La Revanche de Dieu means "the revival of God." In this section, Huntington highlights the growing trend of civilizations to embrace and revive their religious roots. It's a global phenomenon, which for Huntington means there must be a global explanation. Significantly, he posits that the very thing that was supposed to have caused the death of religion has enabled its resurgence: modernization. As the sources of identity and authority have been disrupted, people have become increasingly separated from their roots. This creates a space in which people yearn to reclaim their roots and find a stable community. Religion provides the obvious answer to meeting these burgeoning needs of a modern society. This is a society in which people grow alienated and isolated from their home communities when forced to leave. Huntington says that during periods of societal stress and uncertainty, people search for a deeper sense of meaning and identity, which religion can provide. He also notes that "religions give people identity by positing a basic distinction between believers and non-believers." This infers that one group sees itself as superior to the other.
Another tension-creating issue happens between civilizations that are spread along religious fault lines. This can make it difficult for both compromise and empathy toward the "Other." As people turn toward religion for a sense of belonging and meaning, fundamentalist movements spring up in response. These movements are "a way of coping with the experience of chaos, the loss of identity ... created by the rapid introduction of modern social and political patterns." In short, the more extreme the belief, the more certainty it provides for people, the more rigidly the lines are drawn between believers and non-believers. Huntington also posits that "religious groups meet social needs left untended by state bureaucracies." The implication is that perhaps humans were wrong to look to governments for moral and social needs. This left an opportunistic gap for religious—and particularly fundamentalist—groups to provide a sense of community and order for people.
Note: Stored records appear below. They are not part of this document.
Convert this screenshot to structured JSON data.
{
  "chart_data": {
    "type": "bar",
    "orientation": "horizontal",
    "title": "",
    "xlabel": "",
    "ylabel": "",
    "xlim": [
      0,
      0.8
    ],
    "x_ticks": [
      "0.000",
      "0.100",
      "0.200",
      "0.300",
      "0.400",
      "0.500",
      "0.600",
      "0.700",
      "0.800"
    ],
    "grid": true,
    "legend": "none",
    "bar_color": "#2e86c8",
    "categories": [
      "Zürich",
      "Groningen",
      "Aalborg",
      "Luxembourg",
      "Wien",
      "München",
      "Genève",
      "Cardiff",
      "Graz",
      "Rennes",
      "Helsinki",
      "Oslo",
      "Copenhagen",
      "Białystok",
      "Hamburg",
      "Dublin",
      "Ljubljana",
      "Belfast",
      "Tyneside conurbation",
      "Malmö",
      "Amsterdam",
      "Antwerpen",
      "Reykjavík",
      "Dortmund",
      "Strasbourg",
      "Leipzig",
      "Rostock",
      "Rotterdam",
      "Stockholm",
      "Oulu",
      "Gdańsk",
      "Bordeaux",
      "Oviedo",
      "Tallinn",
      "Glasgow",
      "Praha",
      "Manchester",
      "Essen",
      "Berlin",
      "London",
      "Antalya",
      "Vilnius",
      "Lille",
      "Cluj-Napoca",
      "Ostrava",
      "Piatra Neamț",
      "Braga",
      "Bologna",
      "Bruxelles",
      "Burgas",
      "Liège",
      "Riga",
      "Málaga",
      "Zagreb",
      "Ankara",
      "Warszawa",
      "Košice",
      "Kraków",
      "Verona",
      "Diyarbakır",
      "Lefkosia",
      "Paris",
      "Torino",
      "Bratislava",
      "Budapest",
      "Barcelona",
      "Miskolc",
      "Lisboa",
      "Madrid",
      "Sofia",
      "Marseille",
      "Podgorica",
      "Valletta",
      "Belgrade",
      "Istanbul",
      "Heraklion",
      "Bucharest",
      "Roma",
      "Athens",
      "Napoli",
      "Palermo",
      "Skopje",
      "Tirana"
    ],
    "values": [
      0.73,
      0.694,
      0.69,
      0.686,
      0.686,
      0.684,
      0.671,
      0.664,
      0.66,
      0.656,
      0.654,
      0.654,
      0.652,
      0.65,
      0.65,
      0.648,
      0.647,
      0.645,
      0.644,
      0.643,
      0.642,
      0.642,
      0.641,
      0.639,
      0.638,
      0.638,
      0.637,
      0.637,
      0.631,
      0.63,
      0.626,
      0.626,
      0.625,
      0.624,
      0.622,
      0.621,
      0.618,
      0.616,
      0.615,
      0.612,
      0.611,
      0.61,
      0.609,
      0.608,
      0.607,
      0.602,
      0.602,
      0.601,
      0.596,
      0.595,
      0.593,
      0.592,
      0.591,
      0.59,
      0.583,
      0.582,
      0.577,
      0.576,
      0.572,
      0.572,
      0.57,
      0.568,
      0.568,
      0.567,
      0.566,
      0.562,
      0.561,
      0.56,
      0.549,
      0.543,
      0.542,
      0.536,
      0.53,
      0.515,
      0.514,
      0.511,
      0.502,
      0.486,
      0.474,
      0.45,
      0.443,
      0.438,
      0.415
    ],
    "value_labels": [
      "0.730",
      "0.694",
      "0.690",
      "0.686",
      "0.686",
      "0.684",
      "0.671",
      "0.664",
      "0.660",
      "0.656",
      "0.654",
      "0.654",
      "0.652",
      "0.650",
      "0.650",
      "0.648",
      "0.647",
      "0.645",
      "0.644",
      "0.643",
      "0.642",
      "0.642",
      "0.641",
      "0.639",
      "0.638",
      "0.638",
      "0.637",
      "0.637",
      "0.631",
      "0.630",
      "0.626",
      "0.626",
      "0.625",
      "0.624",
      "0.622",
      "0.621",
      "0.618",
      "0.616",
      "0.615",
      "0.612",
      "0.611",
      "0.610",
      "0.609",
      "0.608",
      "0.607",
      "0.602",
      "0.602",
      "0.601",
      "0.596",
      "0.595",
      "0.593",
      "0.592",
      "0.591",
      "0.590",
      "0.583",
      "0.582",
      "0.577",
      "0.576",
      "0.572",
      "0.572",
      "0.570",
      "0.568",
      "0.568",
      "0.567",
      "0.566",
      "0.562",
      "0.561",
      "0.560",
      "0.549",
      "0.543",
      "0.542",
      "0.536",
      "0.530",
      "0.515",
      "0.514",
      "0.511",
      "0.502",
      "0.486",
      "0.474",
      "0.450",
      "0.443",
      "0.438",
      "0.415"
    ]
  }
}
In modern history, ideologies such as communism widely failed and were once thought to be an ideological replacement for religion. With secular failures, and without a widely embraced ideology to replace it, people turn to religion for comfort, guidance, and order. For Huntington, this is an obvious and predictable outcome that speaks to the fundamental human need to belong and find meaning and order. Islam is the most swiftly rising religion, which hints that "the revival of non-Western religions is the most powerful manifestation of anti-Westernism in non-Western societies." He sees it as a reclamation of cultural independence from the West. Significantly it is one that doesn't reject modernism. The rise of Islam likely caught the West off-guard. This surprise contributes to an uneasy and growing tension between the two civilizations. This is particularly enhanced because Islam lacks a core state and is based on religion rather than politics.